Chronic pain is a major issue these days, and finding solutions that don’t cause even more pain and misery (read: opioid abuse / addiction) is an even bigger issue. So, it’s refreshing when we get a glimpse of nondrug approaches that are working. And boy is this one working.

Findings from a unique Medicaid pilot project in Rhode Island involving high-use Medicaid recipients from two health plans were recently presented to the state’s Department of Health, demonstrating stellar outcomes with regard to medication use, ER visits, health care costs and patient satisfaction.

Since 2012, Rhode Island Medicaid “Community of Care” enrollees suffering from chronic pain have participated in an integrated chronic pain program designed to “reduce pain levels, improve function and overall health outcomes, reduce emergency room costs, and through a holistic approach and behavioral change models, educate members in self-care and accountability.”

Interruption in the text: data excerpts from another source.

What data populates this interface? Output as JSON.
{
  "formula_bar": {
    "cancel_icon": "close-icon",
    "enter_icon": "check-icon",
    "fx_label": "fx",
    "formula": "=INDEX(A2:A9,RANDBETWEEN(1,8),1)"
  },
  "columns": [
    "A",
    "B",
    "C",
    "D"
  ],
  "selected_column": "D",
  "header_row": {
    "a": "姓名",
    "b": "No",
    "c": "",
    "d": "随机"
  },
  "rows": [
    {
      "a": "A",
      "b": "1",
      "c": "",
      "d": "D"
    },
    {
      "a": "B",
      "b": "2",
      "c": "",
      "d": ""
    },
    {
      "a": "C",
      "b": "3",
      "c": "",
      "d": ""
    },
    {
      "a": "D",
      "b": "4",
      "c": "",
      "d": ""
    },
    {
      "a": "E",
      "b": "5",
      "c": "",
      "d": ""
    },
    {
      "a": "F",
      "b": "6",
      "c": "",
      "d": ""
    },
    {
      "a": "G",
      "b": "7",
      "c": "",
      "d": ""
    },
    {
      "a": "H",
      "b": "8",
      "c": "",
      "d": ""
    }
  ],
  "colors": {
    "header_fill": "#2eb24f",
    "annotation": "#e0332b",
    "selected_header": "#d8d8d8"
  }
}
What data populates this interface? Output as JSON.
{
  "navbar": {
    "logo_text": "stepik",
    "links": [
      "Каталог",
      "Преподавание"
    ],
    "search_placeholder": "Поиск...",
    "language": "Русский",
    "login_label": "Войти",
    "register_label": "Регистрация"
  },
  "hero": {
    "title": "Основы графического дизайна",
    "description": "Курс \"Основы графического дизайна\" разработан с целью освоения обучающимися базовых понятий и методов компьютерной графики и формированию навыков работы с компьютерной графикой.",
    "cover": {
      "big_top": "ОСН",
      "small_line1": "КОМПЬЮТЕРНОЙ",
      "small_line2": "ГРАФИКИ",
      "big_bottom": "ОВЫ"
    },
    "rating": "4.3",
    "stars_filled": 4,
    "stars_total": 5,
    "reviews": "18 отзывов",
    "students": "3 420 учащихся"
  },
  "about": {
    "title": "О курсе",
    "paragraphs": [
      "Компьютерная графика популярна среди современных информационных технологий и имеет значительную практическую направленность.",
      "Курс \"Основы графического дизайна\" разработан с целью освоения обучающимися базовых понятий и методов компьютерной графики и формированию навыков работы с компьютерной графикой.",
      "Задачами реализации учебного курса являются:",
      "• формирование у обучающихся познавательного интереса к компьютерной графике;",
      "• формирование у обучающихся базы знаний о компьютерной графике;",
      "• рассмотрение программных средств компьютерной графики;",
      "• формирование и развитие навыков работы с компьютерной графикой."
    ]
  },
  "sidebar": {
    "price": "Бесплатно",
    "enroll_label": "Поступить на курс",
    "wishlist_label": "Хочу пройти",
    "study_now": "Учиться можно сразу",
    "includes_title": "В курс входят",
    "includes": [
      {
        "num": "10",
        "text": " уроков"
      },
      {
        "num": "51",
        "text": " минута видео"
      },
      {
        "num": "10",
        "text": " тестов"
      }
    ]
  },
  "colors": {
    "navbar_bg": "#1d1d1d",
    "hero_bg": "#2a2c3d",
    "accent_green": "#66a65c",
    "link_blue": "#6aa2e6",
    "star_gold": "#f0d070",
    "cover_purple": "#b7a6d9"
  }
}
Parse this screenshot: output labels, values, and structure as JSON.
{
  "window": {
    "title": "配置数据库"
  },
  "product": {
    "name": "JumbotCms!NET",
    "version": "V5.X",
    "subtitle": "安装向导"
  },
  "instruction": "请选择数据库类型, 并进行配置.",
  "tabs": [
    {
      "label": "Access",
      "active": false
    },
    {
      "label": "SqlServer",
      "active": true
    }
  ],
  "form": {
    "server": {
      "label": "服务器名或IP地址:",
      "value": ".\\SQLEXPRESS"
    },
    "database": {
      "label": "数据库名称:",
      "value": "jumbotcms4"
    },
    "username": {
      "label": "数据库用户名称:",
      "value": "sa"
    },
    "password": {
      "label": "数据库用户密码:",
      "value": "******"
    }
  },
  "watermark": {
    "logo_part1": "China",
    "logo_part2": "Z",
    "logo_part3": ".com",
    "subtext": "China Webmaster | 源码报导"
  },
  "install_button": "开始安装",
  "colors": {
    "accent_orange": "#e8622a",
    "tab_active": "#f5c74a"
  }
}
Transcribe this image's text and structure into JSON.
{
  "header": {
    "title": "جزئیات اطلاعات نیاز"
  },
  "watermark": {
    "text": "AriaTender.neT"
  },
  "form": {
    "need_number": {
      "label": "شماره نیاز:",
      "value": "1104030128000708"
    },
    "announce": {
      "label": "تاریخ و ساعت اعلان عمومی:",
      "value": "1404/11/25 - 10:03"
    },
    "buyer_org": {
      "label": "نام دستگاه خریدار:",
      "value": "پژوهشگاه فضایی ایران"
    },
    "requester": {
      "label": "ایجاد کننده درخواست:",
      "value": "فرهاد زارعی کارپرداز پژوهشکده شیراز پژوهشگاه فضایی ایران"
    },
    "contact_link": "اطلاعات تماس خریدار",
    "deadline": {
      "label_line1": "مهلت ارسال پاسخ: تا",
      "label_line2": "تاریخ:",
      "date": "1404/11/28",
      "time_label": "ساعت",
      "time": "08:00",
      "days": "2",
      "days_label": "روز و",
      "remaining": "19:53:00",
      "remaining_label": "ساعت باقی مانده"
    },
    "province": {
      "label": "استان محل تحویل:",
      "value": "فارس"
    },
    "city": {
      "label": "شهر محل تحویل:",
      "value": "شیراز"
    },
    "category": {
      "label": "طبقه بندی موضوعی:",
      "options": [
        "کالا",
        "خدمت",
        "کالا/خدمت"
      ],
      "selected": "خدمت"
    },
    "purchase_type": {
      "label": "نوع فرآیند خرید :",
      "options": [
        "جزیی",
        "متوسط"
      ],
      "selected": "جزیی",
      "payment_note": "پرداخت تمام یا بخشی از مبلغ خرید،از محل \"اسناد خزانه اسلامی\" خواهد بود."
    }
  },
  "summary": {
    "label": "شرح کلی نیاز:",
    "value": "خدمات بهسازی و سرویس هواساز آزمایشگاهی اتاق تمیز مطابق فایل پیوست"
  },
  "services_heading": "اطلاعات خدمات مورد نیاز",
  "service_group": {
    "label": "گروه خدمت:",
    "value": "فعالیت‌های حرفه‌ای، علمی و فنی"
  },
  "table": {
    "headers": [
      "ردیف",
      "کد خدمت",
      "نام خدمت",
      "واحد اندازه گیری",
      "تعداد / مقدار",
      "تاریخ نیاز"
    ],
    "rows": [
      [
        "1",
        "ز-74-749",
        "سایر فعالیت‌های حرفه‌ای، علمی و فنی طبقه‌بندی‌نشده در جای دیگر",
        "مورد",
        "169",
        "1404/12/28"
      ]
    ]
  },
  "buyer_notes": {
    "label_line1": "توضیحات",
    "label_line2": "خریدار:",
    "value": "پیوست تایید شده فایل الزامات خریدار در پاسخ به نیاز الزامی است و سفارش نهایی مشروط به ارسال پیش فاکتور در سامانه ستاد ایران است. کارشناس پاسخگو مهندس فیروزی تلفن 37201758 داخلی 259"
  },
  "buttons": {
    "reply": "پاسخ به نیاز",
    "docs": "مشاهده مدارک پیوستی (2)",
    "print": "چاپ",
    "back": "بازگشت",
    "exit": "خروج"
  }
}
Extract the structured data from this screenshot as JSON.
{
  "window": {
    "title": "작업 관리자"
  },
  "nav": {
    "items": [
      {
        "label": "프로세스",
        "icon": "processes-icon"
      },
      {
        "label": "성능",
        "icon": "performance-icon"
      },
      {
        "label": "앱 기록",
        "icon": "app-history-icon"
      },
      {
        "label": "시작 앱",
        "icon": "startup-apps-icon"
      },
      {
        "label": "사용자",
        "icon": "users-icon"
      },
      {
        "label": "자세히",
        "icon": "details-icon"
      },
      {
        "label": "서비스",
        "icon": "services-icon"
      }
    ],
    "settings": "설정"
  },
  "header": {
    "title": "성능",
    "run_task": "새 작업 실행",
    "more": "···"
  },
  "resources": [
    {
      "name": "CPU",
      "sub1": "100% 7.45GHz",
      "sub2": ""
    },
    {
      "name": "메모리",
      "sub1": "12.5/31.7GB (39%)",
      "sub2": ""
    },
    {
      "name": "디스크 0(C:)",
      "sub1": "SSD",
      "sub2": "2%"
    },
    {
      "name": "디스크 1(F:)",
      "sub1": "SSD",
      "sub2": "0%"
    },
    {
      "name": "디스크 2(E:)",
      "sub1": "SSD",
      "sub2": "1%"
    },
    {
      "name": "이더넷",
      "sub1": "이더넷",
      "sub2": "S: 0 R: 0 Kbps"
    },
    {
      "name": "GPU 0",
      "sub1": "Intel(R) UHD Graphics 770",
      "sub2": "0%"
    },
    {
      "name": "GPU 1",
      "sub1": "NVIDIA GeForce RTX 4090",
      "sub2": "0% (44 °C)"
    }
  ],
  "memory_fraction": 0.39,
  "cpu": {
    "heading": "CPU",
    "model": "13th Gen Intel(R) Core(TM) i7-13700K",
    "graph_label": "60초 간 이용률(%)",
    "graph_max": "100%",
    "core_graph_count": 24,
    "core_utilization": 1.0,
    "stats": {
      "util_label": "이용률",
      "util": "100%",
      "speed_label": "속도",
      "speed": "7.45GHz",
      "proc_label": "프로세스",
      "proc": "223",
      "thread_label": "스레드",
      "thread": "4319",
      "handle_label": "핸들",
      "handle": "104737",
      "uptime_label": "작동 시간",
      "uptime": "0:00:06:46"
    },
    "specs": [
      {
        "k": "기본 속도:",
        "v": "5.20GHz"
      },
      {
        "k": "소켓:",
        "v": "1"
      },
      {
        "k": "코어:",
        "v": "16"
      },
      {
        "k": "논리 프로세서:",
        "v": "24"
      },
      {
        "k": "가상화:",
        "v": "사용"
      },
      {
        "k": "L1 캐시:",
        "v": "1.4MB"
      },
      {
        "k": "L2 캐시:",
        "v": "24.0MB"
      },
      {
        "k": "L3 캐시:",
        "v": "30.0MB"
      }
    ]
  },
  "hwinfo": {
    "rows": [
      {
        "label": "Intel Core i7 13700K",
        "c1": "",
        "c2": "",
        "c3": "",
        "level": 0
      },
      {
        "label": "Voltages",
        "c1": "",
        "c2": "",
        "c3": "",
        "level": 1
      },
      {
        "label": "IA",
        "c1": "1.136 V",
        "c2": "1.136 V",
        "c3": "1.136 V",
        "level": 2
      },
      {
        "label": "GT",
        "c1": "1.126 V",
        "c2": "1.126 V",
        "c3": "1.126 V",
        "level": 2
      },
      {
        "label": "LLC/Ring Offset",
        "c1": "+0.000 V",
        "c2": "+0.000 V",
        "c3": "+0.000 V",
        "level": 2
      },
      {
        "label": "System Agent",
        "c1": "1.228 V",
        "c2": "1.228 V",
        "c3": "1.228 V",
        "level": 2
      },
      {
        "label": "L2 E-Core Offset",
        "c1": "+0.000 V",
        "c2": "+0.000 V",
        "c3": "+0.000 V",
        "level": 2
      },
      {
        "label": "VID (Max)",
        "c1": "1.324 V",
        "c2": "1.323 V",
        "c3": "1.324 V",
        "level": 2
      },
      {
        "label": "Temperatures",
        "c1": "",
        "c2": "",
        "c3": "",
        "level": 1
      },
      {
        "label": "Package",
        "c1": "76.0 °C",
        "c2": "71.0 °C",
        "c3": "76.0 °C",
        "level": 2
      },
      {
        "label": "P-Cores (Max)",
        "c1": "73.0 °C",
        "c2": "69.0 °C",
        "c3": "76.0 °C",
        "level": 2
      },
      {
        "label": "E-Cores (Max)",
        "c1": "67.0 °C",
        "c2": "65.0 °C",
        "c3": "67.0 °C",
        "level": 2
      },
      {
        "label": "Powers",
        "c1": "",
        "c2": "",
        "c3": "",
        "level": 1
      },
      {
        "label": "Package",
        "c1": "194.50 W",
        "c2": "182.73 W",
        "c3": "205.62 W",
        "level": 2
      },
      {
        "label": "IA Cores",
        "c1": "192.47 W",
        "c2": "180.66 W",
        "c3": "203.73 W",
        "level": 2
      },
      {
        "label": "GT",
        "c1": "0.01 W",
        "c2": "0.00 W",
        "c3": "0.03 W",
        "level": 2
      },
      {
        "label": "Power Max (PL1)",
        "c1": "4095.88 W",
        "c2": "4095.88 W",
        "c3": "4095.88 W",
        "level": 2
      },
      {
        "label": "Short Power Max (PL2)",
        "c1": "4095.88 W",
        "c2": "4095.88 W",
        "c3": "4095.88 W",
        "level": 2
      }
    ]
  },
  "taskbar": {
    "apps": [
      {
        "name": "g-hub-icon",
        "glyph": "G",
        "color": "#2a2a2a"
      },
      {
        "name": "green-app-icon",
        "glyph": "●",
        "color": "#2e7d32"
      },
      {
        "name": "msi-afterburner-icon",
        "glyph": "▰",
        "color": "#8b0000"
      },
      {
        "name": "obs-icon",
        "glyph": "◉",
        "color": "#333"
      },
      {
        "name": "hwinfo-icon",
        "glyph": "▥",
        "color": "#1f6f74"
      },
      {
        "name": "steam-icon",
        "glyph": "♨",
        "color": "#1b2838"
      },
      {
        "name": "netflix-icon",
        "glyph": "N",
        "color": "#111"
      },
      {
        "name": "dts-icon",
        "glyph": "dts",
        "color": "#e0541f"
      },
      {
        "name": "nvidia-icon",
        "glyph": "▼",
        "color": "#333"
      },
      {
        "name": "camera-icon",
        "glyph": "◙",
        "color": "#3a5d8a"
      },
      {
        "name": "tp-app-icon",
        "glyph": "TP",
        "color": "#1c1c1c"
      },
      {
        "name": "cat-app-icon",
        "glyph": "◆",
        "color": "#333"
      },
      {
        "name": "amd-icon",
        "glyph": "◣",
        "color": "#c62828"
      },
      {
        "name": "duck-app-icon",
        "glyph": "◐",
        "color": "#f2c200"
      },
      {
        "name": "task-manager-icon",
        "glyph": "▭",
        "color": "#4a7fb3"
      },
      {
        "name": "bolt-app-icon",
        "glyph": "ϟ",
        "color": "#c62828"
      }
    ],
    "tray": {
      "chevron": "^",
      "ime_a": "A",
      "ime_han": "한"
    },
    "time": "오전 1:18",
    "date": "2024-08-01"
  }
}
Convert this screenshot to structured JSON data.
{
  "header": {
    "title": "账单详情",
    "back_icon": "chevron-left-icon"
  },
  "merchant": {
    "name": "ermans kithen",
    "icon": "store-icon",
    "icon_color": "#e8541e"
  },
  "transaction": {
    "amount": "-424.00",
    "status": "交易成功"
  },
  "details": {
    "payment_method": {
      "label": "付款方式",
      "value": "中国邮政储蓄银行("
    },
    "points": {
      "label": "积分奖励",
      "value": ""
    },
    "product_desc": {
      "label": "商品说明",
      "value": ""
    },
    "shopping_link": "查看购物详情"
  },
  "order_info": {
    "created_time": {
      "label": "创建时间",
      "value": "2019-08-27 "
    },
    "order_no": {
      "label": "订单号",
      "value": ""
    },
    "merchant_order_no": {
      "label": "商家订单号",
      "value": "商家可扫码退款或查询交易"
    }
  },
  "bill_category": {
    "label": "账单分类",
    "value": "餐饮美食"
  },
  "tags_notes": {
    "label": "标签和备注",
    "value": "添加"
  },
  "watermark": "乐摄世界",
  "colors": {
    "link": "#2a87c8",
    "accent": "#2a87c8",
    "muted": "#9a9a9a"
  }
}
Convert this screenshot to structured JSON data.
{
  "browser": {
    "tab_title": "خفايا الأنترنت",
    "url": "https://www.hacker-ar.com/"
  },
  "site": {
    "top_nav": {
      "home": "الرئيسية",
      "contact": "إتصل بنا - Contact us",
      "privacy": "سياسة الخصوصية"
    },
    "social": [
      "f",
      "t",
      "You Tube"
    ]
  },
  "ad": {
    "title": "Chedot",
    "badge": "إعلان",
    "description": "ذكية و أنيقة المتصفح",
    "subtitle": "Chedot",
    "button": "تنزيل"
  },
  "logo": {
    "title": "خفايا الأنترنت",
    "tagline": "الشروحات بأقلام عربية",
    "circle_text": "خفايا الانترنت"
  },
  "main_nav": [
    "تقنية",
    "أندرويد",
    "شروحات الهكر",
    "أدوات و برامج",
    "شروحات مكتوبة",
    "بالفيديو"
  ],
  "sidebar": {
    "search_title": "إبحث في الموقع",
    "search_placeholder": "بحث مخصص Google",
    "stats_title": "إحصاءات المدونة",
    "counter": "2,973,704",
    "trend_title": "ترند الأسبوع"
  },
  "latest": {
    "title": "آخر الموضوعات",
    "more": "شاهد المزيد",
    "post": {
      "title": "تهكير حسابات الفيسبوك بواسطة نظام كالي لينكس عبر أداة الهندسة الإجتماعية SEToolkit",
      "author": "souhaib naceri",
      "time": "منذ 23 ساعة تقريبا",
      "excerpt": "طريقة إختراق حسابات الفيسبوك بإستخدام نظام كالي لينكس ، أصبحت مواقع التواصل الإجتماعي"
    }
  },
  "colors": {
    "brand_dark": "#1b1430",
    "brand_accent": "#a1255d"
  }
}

The program features holistic nurse case management with referrals to complementary and alternative medicine (CAM) providers including chiropractors, massage therapists and acupuncturists; and patient education including stress-reduction tips and more.

Community of Care enrollees “have significant economic challenges as well as bio-psycho-social disorders.” CoC enrollees, as might be expected, tend to make more visits to emergency rooms compared to other patients.

Here are some of the key findings from the pilot program thus far (2012-2015), showing average per-enrollee improvements post-referral into the integrated chronic pain program compared to pre-referral for enrollees with at least 12 months pre-referral data and 12 months post-referral data. Note that these improvements are also significant compared to the control group, consisting of CoC members who did not enroll in the chronic pain program.

  • Rx Scripts: Prescriptions declined from a whopping 70.42 pre-referral to 25.97 post-referral.
  • Opioid Scripts: Opioid prescription use declined from 7.69 pre-referral to 1.10 post-referral.
  • ER Visits: Emergency-room visits, a major issue for CoC enrollees, declined from 7.57 visits pre-referral to 2.98 visits post-referral.
  • Total Claims Costs: Average pre-referral claims costs approached $20,000 ($19,456.59) per enrollee pre-referral; post-referral, claims costs declined to $14,150.76, including CAM costs.
  • Patient Satisfaction: According to a third-party survey of program participants, 92 percent “agree or strongly agree their CAM provider reduced their pain level”; 82 percent “believe their quality of life has improved by participating”; and 96 percent “would recommend the program to friends or family suffering from chronic pain or fatigue.”